Clutching my phrase book and sincerely hoping I wasn't going to end up for sale as an internet Russian bride, I caught the train for my three-and-a-half-day journey to Moscow.
I was sharing my cabin with an older Russian couple who were so concerned about my travelling alone and my being the only foreigner on board that they decided to take me under their wing. With the help of my trusty phrase book and much gesticulation, Mishka, Vladimir (his name was not actually Vladimir, but his real, impossibly rhotic name was far too difficult for me to pronounce, so with a shrug he accepted "Vladimir" as his moniker) and I managed to have some decent "conversations"; yet my protests went unheeded in the mornings when, after rousing me with "Rootik! Rootsky!" (their terms of endearment for "Ruth"), they would drag me out of bed to force-feed me salad and pickled fish.
In Moscow, one of the most glamorous places in the world, I felt tinged with shame as I arrived in my tramp-like state to be welcomed by Olga, who thankfully did not sell me on eBay. Olga very kindly offered to show me around the capital, starting with the hub of the city: Red Square.
From the imposing walls of the Kremlin, to the stark mausoleum of Vladimir Ilyich Lenin, to the psychedelic designs of St Basil's Cathedral (a mass of swirling colours commissioned by Ivan the Terrible - when the creation was finished, Ivan had the architect's eyes put out so that he could never create a building to surpass it) Red Square engulfs you with its history and infuses you with a sense of the place that Russia once was.
Traversin on the splendid Moscow Metro is a tourist attraction in itself. Each station is completely different, though most are ornate and grand, depicting Stalin's ideals for the Soviet state.
On canvas, the State Tretyakov and Pushkin museums house many of the greatest artistic designs ever created, and Olga and I spent hours perusing the impressive collections of original Rembrandts, Van Goghs and Monets.
Olga and her family very kindly invited me to stay in their home in the nearby town of Sergei Posad, named after the man who founded the monastic scene in Russia and who is now Russia's patron saint.
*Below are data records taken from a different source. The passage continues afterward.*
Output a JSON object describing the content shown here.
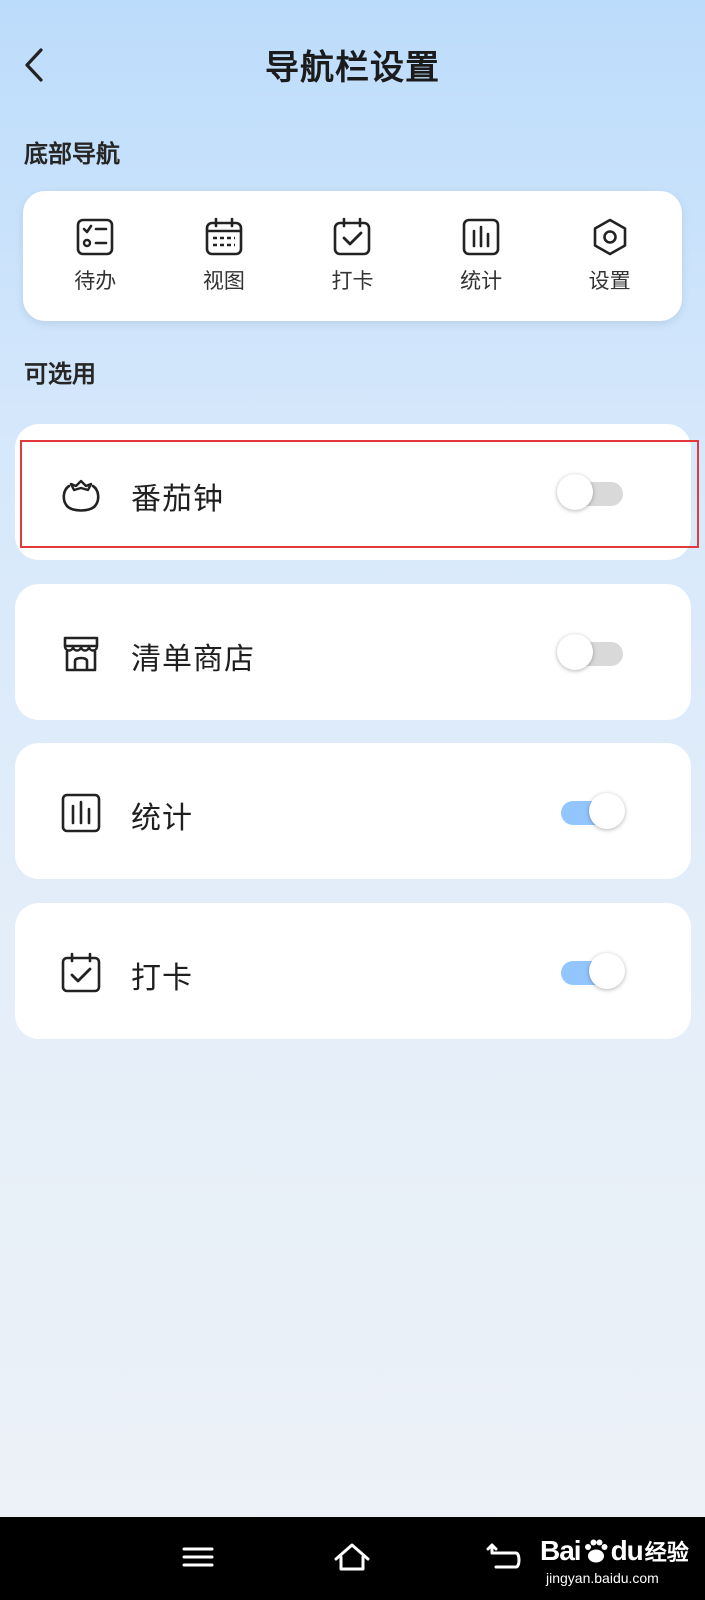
{
  "header": {
    "title": "导航栏设置"
  },
  "sections": {
    "bottom_nav": "底部导航",
    "available": "可选用"
  },
  "bottom_nav_items": [
    {
      "label": "待办",
      "icon": "todo-list-icon"
    },
    {
      "label": "视图",
      "icon": "calendar-grid-icon"
    },
    {
      "label": "打卡",
      "icon": "checkin-calendar-icon"
    },
    {
      "label": "统计",
      "icon": "statistics-chart-icon"
    },
    {
      "label": "设置",
      "icon": "hexagon-settings-icon"
    }
  ],
  "options": [
    {
      "label": "番茄钟",
      "icon": "tomato-icon",
      "enabled": false,
      "highlighted": true
    },
    {
      "label": "清单商店",
      "icon": "store-icon",
      "enabled": false
    },
    {
      "label": "统计",
      "icon": "statistics-chart-icon",
      "enabled": true
    },
    {
      "label": "打卡",
      "icon": "checkin-calendar-icon",
      "enabled": true
    }
  ],
  "colors": {
    "toggle_on": "#93c6ff",
    "toggle_off": "#d9d9d9",
    "highlight": "#e23a3a",
    "background_top": "#bcdcfb"
  },
  "watermark": {
    "brand_left": "Bai",
    "brand_right": "du",
    "product": "经验",
    "url": "jingyan.baidu.com"
  }
}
Olga's mother had made copious amounts of traditional borscht (beetroot soup) for us all, and because Olga's family are huge rock 'n' roll fans my week in and around Moscow was rounded off singing Beatles songs on the balalaika.
Waving goodbye to a new-found friend, St Petersburg - Peter the Great's "Window on the West" - was calling me. Knitted together by a snaking network of canals, this magnificent, flamboyant city bubbles with charisma and vibrancy. The Hermitage (the former Winter Palace), with its incredible art collection and regal interior, is undoubtedly the cultural high point of the northern capital, oozing luxury in a way that only royalty can.
Another vestige of the reign of the tsars is the Summer Palace situated in Pushkin, on the outskirts of St Petersburg. Home to Catherine the Great's Amber Room, the gleaming surfaces were called the largest piece of jewellery in the world. Looted by Nazi soldiers during World War Two, the palace has been restored to its former glory. It is now cushioned by a lush green park, and one could easily imagine Mr Darcy emerging sodden from any one of the elegant lakes.
For the final part of the train journey, I was sallying forth to Helsinki.
Exhausted, I fell asleep with my head resting on my hand. Waking up in Europe proper a few hours later with a Gorbachev-esque mark on my temple, I concluded that I was taking the "at one with the local culture" thing too far. The mark gradually faded. My memories of the TransMongolian Railway never will.